Heckel Januário em: DESSERVIÇO À DEMOCRACIA
Claro, a Câmara dos Deputados, uma Casa de discussões por excelência, não deve se posicionar tranquilamente frente a encaminhamentos do Executivo, mas no caso do Decreto objetivando estreitar o diálogo governo e sociedade civil, algo mais estava presente: ressentimentos de alguns aliados e oposicionistas gerados pela recente campanha eleitoral.
Nos primeiros pela falta de apoio da cúpula da coligação partidária às suas candidaturas; nos segundos, em razão do resultado das urnas. Se de um lado os defensores apontavam o edito como um meio do Planalto atender com eficácia as reinvindicações populares, citando até mesmo as demandas reclamadas pelas manifestações de junho/2013, do outro, os contrários viam nele uma artimanha governamental para a implantação de uma ‘representação direta’ –uma espécie de Democracia Direta, como na Grécia antiga, em que todos os cidadãos participavam diretamente das tomadas de decisões–, subtraindo assim, prerrogativas do Poder Legislativo.

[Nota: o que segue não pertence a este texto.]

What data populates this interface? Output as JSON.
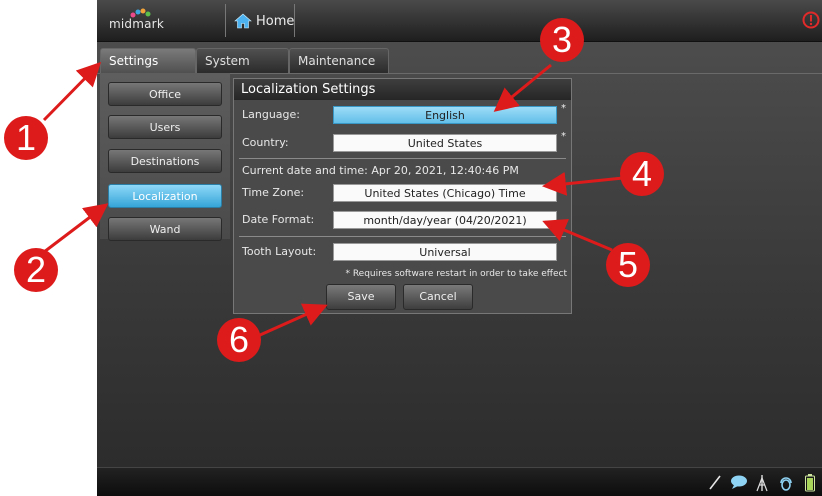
{
  "header": {
    "logo_text": "midmark",
    "home_label": "Home"
  },
  "tabs": [
    {
      "label": "Settings",
      "active": true
    },
    {
      "label": "System",
      "active": false
    },
    {
      "label": "Maintenance",
      "active": false
    }
  ],
  "sidebar": {
    "items": [
      {
        "label": "Office",
        "active": false
      },
      {
        "label": "Users",
        "active": false
      },
      {
        "label": "Destinations",
        "active": false
      },
      {
        "label": "Localization",
        "active": true
      },
      {
        "label": "Wand",
        "active": false
      }
    ]
  },
  "localization": {
    "title": "Localization Settings",
    "language_label": "Language:",
    "language_value": "English",
    "country_label": "Country:",
    "country_value": "United States",
    "required_mark": "*",
    "datetime_text": "Current date and time: Apr 20, 2021, 12:40:46 PM",
    "timezone_label": "Time Zone:",
    "timezone_value": "United States (Chicago) Time",
    "dateformat_label": "Date Format:",
    "dateformat_value": "month/day/year (04/20/2021)",
    "tooth_label": "Tooth Layout:",
    "tooth_value": "Universal",
    "restart_note": "* Requires software restart in order to take effect",
    "save_label": "Save",
    "cancel_label": "Cancel"
  },
  "callouts": [
    "1",
    "2",
    "3",
    "4",
    "5",
    "6"
  ],
  "colors": {
    "accent": "#5cc0ec",
    "callout": "#dd1b1b",
    "alert": "#e02a2a"
  }
}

Controvérsias congressuais à parte, o fato é que para uma instituição (o Senado menos um pouco) marcada pelo descrédito –aliás, a mais desacreditada de todas perante a opinião pública–, desaprovações ou aprovações desse jeito, na base da emoção, do revanchismo político, escanteando a razão, nos induz a pensar que esta entidade legislativa ainda não se mancou no pedaço, fomentando mais uma vez a continuidade de já terrível qualificação. Fora o noticiário mais badalado nos meios de comunicação semana passada. Entretanto, conclusão, se contra, ou a favor do Decreto, por só conhece-lo de arquibancada, este telespectador deixa para o futuro.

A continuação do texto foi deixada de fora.